Barbara Waxman, a gerontologist and leadership coach, coined the term “Middlescence” to describe this stage of life, when everything seems to be in flux and we feel a little uneasy about our status quo. She likes it to Adolescence, but with wisdom.
She says, “Just like adolescence, our bodies are morphing. But now, because of shifts in our hormones and wear and tear on our bodies, we require more time spent on health and wellness than when we were younger. Just like adolescence, we have questions about our place in the world and wonder what our future holds. The life scripts we’ve been following may no longer feel right. We’re learning that decisions made in our 20’s don’t feel relevant now or for our future. We’re no longer young, but we certainly aren’t old.”
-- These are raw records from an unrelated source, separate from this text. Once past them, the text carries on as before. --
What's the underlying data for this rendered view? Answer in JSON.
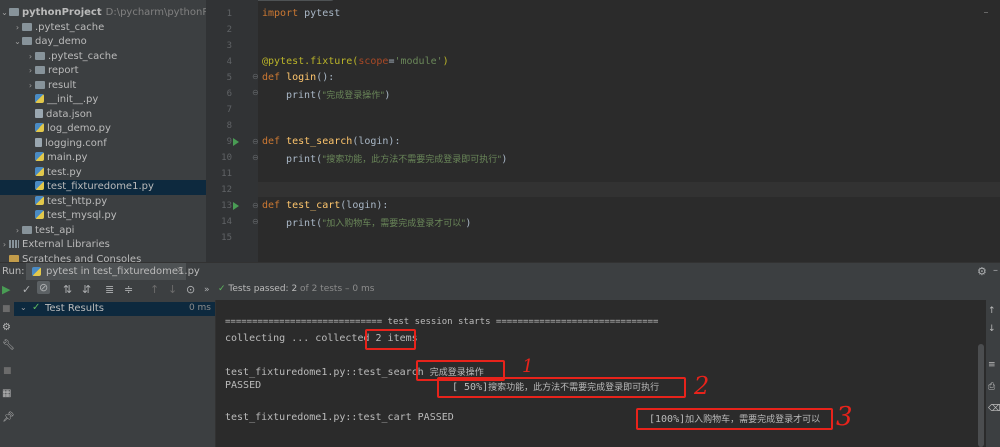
{
  "project": {
    "root_name": "pythonProject",
    "root_path": "D:\\pycharm\\pythonProject",
    "items": [
      {
        "label": ".pytest_cache",
        "kind": "folder",
        "depth": 1,
        "chev": "›"
      },
      {
        "label": "day_demo",
        "kind": "folder",
        "depth": 1,
        "chev": "⌄"
      },
      {
        "label": ".pytest_cache",
        "kind": "folder",
        "depth": 2,
        "chev": "›"
      },
      {
        "label": "report",
        "kind": "folder",
        "depth": 2,
        "chev": "›"
      },
      {
        "label": "result",
        "kind": "folder",
        "depth": 2,
        "chev": "›"
      },
      {
        "label": "__init__.py",
        "kind": "py",
        "depth": 2,
        "chev": ""
      },
      {
        "label": "data.json",
        "kind": "json",
        "depth": 2,
        "chev": ""
      },
      {
        "label": "log_demo.py",
        "kind": "py",
        "depth": 2,
        "chev": ""
      },
      {
        "label": "logging.conf",
        "kind": "conf",
        "depth": 2,
        "chev": ""
      },
      {
        "label": "main.py",
        "kind": "py",
        "depth": 2,
        "chev": ""
      },
      {
        "label": "test.py",
        "kind": "py",
        "depth": 2,
        "chev": ""
      },
      {
        "label": "test_fixturedome1.py",
        "kind": "py",
        "depth": 2,
        "chev": "",
        "selected": true
      },
      {
        "label": "test_http.py",
        "kind": "py",
        "depth": 2,
        "chev": ""
      },
      {
        "label": "test_mysql.py",
        "kind": "py",
        "depth": 2,
        "chev": ""
      },
      {
        "label": "test_api",
        "kind": "folder",
        "depth": 1,
        "chev": "›"
      },
      {
        "label": "External Libraries",
        "kind": "lib",
        "depth": 0,
        "chev": "›"
      },
      {
        "label": "Scratches and Consoles",
        "kind": "scratch",
        "depth": 0,
        "chev": ""
      }
    ]
  },
  "editor": {
    "line_numbers": [
      "1",
      "2",
      "3",
      "4",
      "5",
      "6",
      "7",
      "8",
      "9",
      "10",
      "11",
      "12",
      "13",
      "14",
      "15"
    ],
    "code": {
      "l1_kw": "import",
      "l1_rest": " pytest",
      "l4_deco": "@pytest.fixture(",
      "l4_param": "scope",
      "l4_eq": "=",
      "l4_str": "'module'",
      "l4_close": ")",
      "l5_kw": "def",
      "l5_fn": " login",
      "l5_rest": "():",
      "l6_print": "print(",
      "l6_str": "\"完成登录操作\"",
      "l6_close": ")",
      "l9_kw": "def",
      "l9_fn": " test_search",
      "l9_rest": "(login):",
      "l10_print": "print(",
      "l10_str": "\"搜索功能，此方法不需要完成登录即可执行\"",
      "l10_close": ")",
      "l13_kw": "def",
      "l13_fn": " test_cart",
      "l13_rest": "(login):",
      "l14_print": "print(",
      "l14_str": "\"加入购物车，需要完成登录才可以\"",
      "l14_close": ")"
    }
  },
  "run": {
    "label": "Run:",
    "tab_title": "pytest in test_fixturedome1.py",
    "status_bold": "Tests passed:",
    "status_count": " 2",
    "status_rest": " of 2 tests – 0 ms",
    "results_label": "Test Results",
    "results_time": "0 ms"
  },
  "console": {
    "line1": "============================= test session starts ==============================",
    "line2_pre": "collecting ... collected ",
    "line2_box": "2 items",
    "line3_pre": "test_fixturedome1.py::test_search ",
    "line3_box": "完成登录操作",
    "line4": "PASSED",
    "line4_box_pct": "[ 50%]",
    "line4_box_txt": "搜索功能，此方法不需要完成登录即可执行",
    "line5": "test_fixturedome1.py::test_cart PASSED",
    "line5_box_pct": "[100%]",
    "line5_box_txt": "加入购物车，需要完成登录才可以"
  },
  "annotations": {
    "a1": "1",
    "a2": "2",
    "a3": "3"
  },
  "colors": {
    "accent_red": "#e8231b",
    "pass_green": "#5fb85f",
    "selection": "#0d293e"
  }
}
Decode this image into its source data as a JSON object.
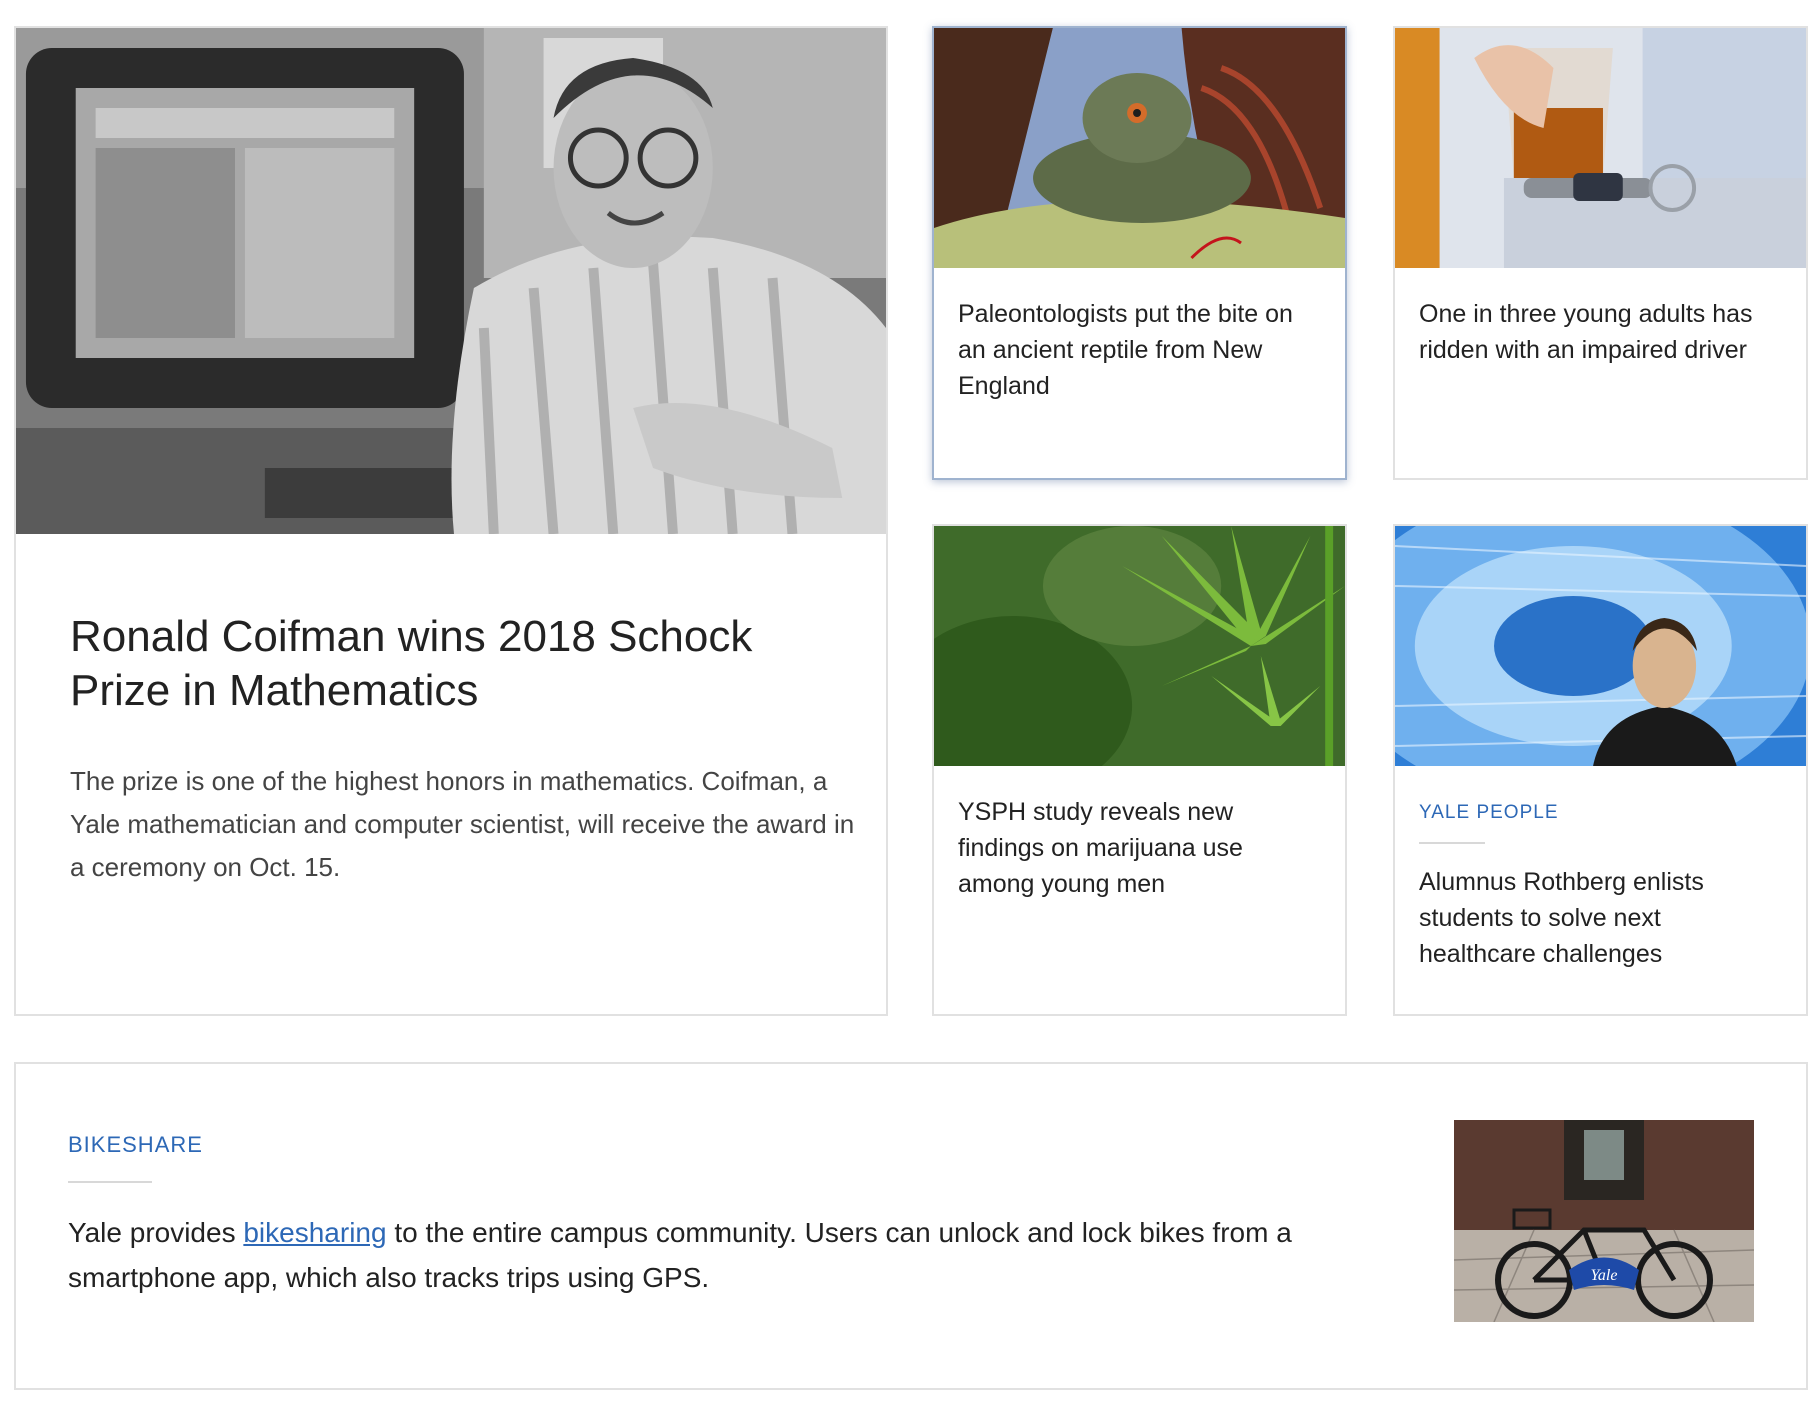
{
  "feature": {
    "image_alt": "Black-and-white photo of a smiling man with glasses seated beside a computer monitor",
    "title": "Ronald Coifman wins 2018 Schock Prize in Mathematics",
    "summary": "The prize is one of the highest honors in mathematics. Coifman, a Yale mathematician and computer scientist, will receive the award in a ceremony on Oct. 15."
  },
  "cards": [
    {
      "image_alt": "Illustration of an ancient reptile in a red and green landscape",
      "title": "Paleontologists put the bite on an ancient reptile from New England"
    },
    {
      "image_alt": "Hand holding a glass of liquor next to car keys",
      "title": "One in three young adults has ridden with an impaired driver"
    },
    {
      "image_alt": "Close-up of green cannabis leaves",
      "title": "YSPH study reveals new findings on marijuana use among young men"
    },
    {
      "image_alt": "Man in front of a blue tunnel of binary digits",
      "kicker": "YALE PEOPLE",
      "title": "Alumnus Rothberg enlists students to solve next healthcare challenges"
    }
  ],
  "banner": {
    "kicker": "BIKESHARE",
    "text_before": "Yale provides ",
    "link_text": "bikesharing",
    "text_after": " to the entire campus community. Users can unlock and lock bikes from a smartphone app, which also tracks trips using GPS.",
    "image_alt": "Blue Yale bike parked in a stone archway",
    "bike_label": "Yale"
  },
  "colors": {
    "accent": "#2d68b6",
    "border": "#e1e1e1",
    "text": "#222222"
  }
}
“Like adolescence, our sense of self, our identity is evolving. We crave an understanding of who we want to be when we grow up—even though we are grownups! And most importantly, our relationships may be shifting. We may be empty-nesters, divorcees, caregivers, or even newlyweds. We’re finding it’s time to revisit and reprioritize our most important relationships, as we’re reassessing what’s most important to us and who needs us most,” she continues.
Our lives are touched profoundly as we live longer. The workplace has to consider the shifting needs of aging employees and the management of multiple generations. We question our value in an increasingly technology-based world of work, while younger generations adapt effortlessly.
At home, our nests empty and our hearts break a little, only to have our necks snap as grown children rebound home. Our idea of “success” for our kids must adapt to a new normal, as we adapt it for ourselves as well. Our parents become dependent on us and transfer their mantel of caregiver. We celebrate the birth of grandchildren as we mourn the loss of our friends. Again, like adolescence, we are filled with mixed emotions.
The difference now is that we have wisdom and resilience that we could not have imagined in our younger days. We have more confidence in our decisions and less fear about big changes. And though our relationships are changing, we have a strong sense of who is really important in our lives, and why they are here.